我们以Flink-example-streaming中提供的案例来举例,也正如我们平时编写Flink作业时的编程模型,首先我们来看Flink入口类的构建流程:
- /* TODO
- 1. 初始化得到StateBackend
- 2. 解析所有checkpoint相关配置
- */
- final StreamExecutionEnvironment env = StreamExecutionEnvironment.getExecutionEnvironment();
我们点进getExecutionEnvironment方法,再点进getExecutionEnvironment:
- public static StreamExecutionEnvironment getExecutionEnvironment(Configuration configuration) {
- return Utils.resolveFactory(threadLocalContextEnvironmentFactory, contextEnvironmentFactory)
- // TODO 构建StreamExecutionEnvironment
- .map(factory -> factory.createExecutionEnvironment(configuration))
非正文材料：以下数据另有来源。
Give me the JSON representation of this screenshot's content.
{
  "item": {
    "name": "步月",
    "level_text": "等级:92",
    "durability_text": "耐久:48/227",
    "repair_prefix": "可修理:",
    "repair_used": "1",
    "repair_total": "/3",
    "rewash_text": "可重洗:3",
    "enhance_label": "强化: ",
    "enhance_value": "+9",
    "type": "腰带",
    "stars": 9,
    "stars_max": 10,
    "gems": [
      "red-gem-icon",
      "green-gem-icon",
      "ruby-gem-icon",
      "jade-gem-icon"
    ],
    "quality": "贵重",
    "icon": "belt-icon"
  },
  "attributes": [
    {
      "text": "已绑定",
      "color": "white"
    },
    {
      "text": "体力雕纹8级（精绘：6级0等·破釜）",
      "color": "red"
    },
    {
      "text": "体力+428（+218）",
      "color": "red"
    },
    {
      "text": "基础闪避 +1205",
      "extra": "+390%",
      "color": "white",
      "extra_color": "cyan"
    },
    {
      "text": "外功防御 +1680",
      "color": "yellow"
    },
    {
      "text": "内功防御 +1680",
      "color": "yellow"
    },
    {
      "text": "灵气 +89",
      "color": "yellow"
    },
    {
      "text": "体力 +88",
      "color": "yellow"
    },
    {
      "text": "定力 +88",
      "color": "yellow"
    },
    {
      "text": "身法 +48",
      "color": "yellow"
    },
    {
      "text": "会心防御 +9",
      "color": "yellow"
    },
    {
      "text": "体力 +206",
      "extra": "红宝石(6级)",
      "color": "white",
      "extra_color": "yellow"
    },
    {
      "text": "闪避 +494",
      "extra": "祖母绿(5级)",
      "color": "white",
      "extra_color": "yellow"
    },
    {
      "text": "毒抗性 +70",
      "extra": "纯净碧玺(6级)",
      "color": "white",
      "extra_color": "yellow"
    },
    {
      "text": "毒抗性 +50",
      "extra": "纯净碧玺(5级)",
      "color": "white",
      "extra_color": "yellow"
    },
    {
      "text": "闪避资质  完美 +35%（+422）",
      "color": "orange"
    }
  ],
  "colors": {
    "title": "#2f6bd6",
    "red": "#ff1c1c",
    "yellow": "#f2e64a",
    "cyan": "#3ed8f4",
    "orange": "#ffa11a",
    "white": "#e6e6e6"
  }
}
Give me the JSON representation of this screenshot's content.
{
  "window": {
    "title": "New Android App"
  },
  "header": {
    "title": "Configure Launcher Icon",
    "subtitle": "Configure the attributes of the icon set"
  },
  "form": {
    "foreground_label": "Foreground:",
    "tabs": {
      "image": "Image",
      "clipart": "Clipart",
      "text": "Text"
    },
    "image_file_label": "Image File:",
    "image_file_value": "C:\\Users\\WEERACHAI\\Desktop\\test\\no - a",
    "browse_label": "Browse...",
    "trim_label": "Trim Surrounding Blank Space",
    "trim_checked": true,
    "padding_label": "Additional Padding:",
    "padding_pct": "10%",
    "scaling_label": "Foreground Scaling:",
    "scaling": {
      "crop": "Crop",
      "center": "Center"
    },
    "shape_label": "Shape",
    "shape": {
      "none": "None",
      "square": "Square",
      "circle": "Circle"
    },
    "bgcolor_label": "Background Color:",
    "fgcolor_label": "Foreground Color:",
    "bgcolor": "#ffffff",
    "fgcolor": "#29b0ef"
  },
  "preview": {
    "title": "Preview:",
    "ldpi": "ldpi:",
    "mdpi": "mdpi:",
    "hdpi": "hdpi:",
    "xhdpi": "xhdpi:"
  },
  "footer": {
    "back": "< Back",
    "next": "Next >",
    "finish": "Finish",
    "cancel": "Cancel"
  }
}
- .orElseGet(() -> StreamExecutionEnvironment.createLocalEnvironment(configuration));
- }
我们再次进入factory.createExecutionEnvironment方法,选择StreamContextEnvironment实现:
- public static void setAsContext(
- final PipelineExecutorServiceLoader executorServiceLoader,
- final Configuration configuration,
- final ClassLoader userCodeClassLoader,
- final boolean enforceSingleJobExecution,
- final boolean suppressSysout) {
- StreamExecutionEnvironmentFactory factory =
- conf -> {
- Configuration mergedConfiguration = new Configuration();
- mergedConfiguration.addAll(configuration);
- mergedConfiguration.addAll(conf);
-
- // TODO 初始化StreamContextEnvironment
- return new StreamContextEnvironment(
- executorServiceLoader,
- mergedConfiguration,
- userCodeClassLoader,
- enforceSingleJobExecution,
- suppressSysout);
- };
- initializeContextEnvironment(factory);
- }
可以看到,在这里初始化了StreamContextEnvironment,我们点进他的构造方法,选择父类的构造方法:
- @PublicEvolving
- public StreamExecutionEnvironment(
- final PipelineExecutorServiceLoader executorServiceLoader,
- final Configuration configuration,
- final ClassLoader userClassloader) {
- this.executorServiceLoader = checkNotNull(executorServiceLoader);
- this.configuration = new Configuration(checkNotNull(configuration));
- this.userClassloader =
- userClassloader == null ? getClass().getClassLoader() : userClassloader;
-
- /*
- TODO 进行各种组件配置
- 1.初始化得到StateBackend
- 2.初始化checkpoint相关参数
- */
-
- this.configure(this.configuration, this.userClassloader);
- }
我们在点进this.configure方法:
- @PublicEvolving
- public void configure(ReadableConfig configuration, ClassLoader classLoader) {
- configuration
- .getOptional(StreamPipelineOptions.TIME_CHARACTERISTIC)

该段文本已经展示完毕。